Does the different relationship mean that a high momentum/low kinetic energy object impacting another will tend to merely push it whereas a low momentum/high kinetic energy object impacting another will tend to result in penetration/shattering because it broke intermolecular links? Why is velocity better at breaking intermolecular links than mass?
This has been an ongoing arguement in the archery forums for many years. A heavier slower arrow with more momentum will penetrate an animal better than a faster lighter arrow with equal kinetic energy but less momentum. I believe momentum is more directional where Kinetic energy can disperse and deflect more. Waiting for the science guys for a proper answer.

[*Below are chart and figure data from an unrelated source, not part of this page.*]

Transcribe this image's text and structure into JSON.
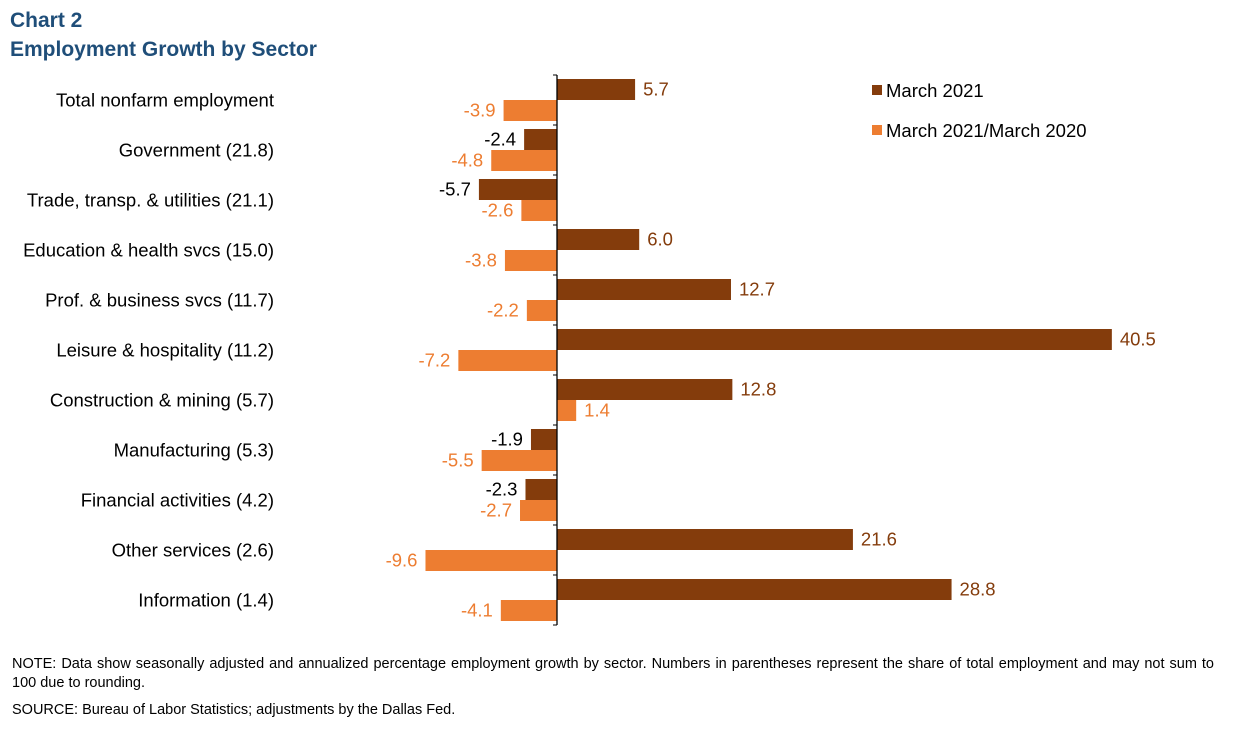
{
  "chart_data": {
    "type": "bar",
    "orientation": "horizontal",
    "title": "Chart 2",
    "subtitle": "Employment Growth by Sector",
    "categories": [
      "Total nonfarm employment",
      "Government (21.8)",
      "Trade, transp. & utilities (21.1)",
      "Education & health svcs (15.0)",
      "Prof. & business svcs (11.7)",
      "Leisure & hospitality (11.2)",
      "Construction & mining (5.7)",
      "Manufacturing (5.3)",
      "Financial activities (4.2)",
      "Other services (2.6)",
      "Information (1.4)"
    ],
    "series": [
      {
        "name": "March 2021",
        "color": "#843c0c",
        "values": [
          5.7,
          -2.4,
          -5.7,
          6.0,
          12.7,
          40.5,
          12.8,
          -1.9,
          -2.3,
          21.6,
          28.8
        ],
        "labels": [
          "5.7",
          "-2.4",
          "-5.7",
          "6.0",
          "12.7",
          "40.5",
          "12.8",
          "-1.9",
          "-2.3",
          "21.6",
          "28.8"
        ]
      },
      {
        "name": "March 2021/March 2020",
        "color": "#ed7d31",
        "values": [
          -3.9,
          -4.8,
          -2.6,
          -3.8,
          -2.2,
          -7.2,
          1.4,
          -5.5,
          -2.7,
          -9.6,
          -4.1
        ],
        "labels": [
          "-3.9",
          "-4.8",
          "-2.6",
          "-3.8",
          "-2.2",
          "-7.2",
          "1.4",
          "-5.5",
          "-2.7",
          "-9.6",
          "-4.1"
        ]
      }
    ],
    "xlim": [
      -10,
      42
    ],
    "grid": false,
    "legend_position": "top-right"
  },
  "footer": {
    "note": "NOTE: Data show seasonally adjusted and annualized percentage employment growth by sector. Numbers in parentheses represent the share of total employment and may not sum to 100 due to rounding.",
    "source": "SOURCE: Bureau of Labor Statistics; adjustments by the Dallas Fed."
  }
}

Correct, assuming a constant force causing the braking (a reasonable approximation).
Incorrect, assuming a constant acceleration, but correct, assuming a constant engine power, and I’m not sure which is the more reasonable approximation here (I suspect constant acceleration).
As to the meat of your question, it’s a little hard to see just what you’re asking. If it’s just why energy and momentum scale differently with velocity, the pat answer is because they’re different quantities. If they scaled the same, we wouldn’t bother to define two different names. But we’ve found that a quantity that scales linearly with the velocity, and a different quantity that scales with the square of the velocity, are both useful in some sorts of calculations.

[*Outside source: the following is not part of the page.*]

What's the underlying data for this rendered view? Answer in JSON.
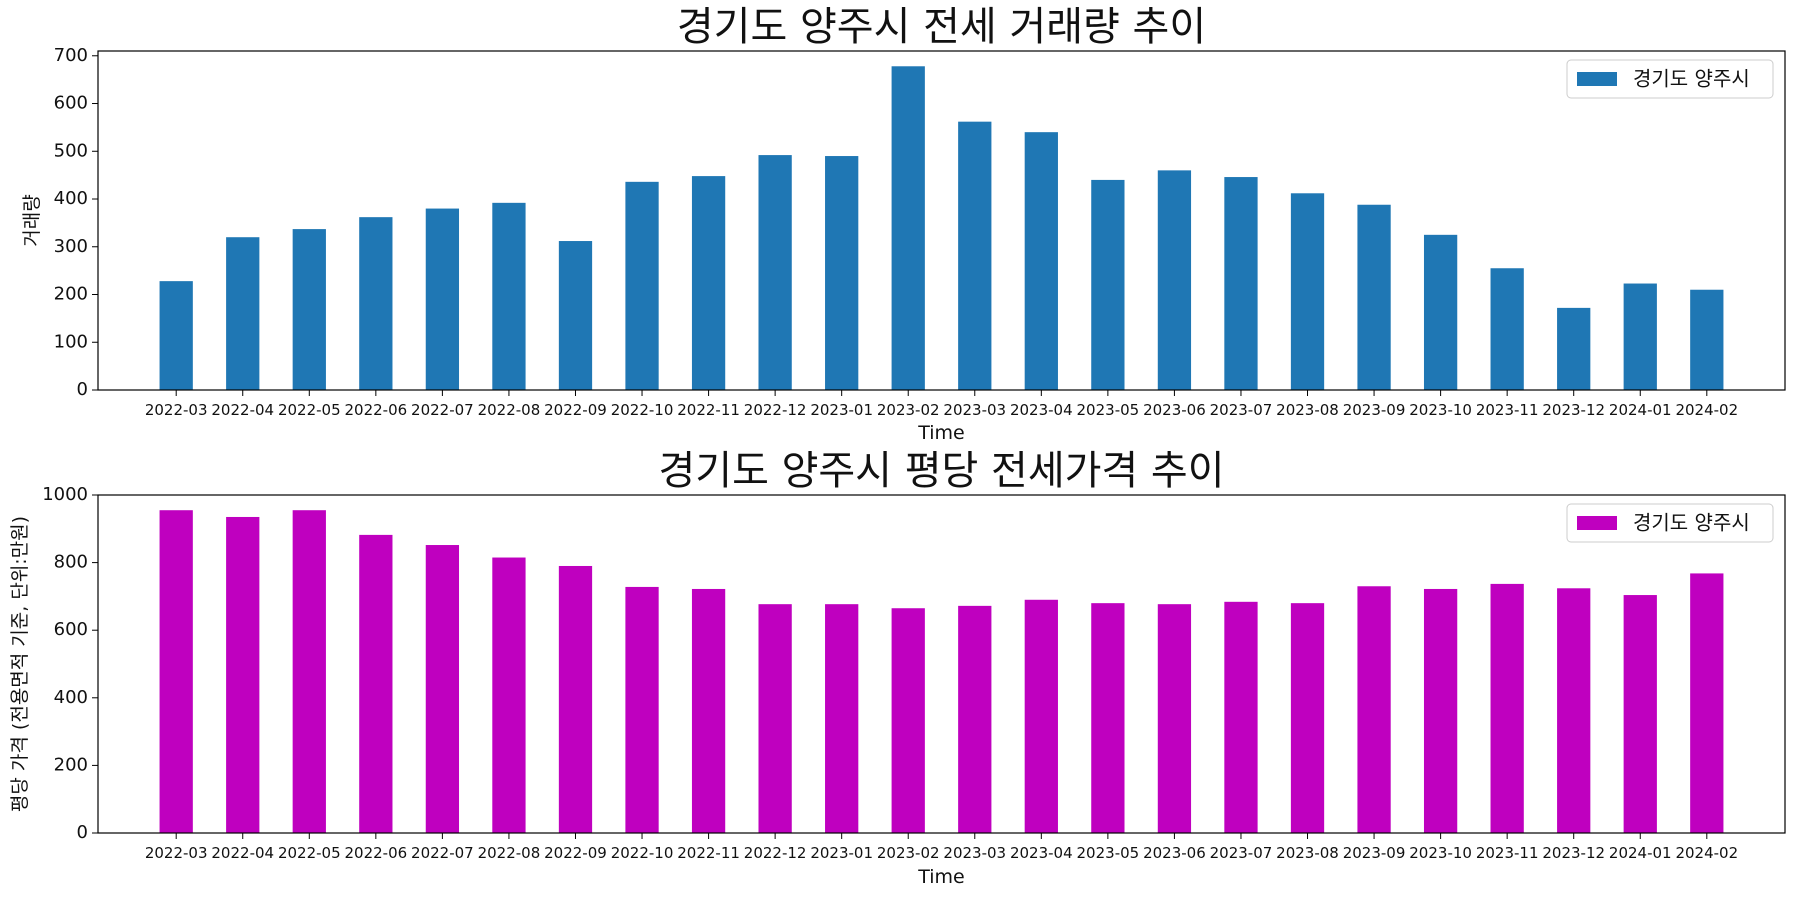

Alternately, you can think of momentum as being force times time, and energy as being force times distance. But distance is speed times time, so energy ends up having an extra factor of the speed in it.
Incorrect, assuming a constant acceleration, but correct, assuming a constant engine power, and I’m not sure which is the more reasonable approximation here (I suspect constant acceleration).
If your foot is holding the accelerator at a fixed position, then the engine is being held to a relatively constant load (unless you’ve got your foot way into it, at which point the RPM’s will vary quite a bit between shifts, and then the shape of the engine’s torque curve matters); acceleration will be relatively constant within any one gear, but acceleration will drop off as the transmission shifts up through the gears. If the vehicle is equipped with a CVT that holds engine RPM constant, then the engine will absolutely be held to a fixed power setting, and acceleration will smoothly roll off as speed increases (because the CVT is gradually adjusting the drive ratio). This is true even before aerodynamic drag gets factored in.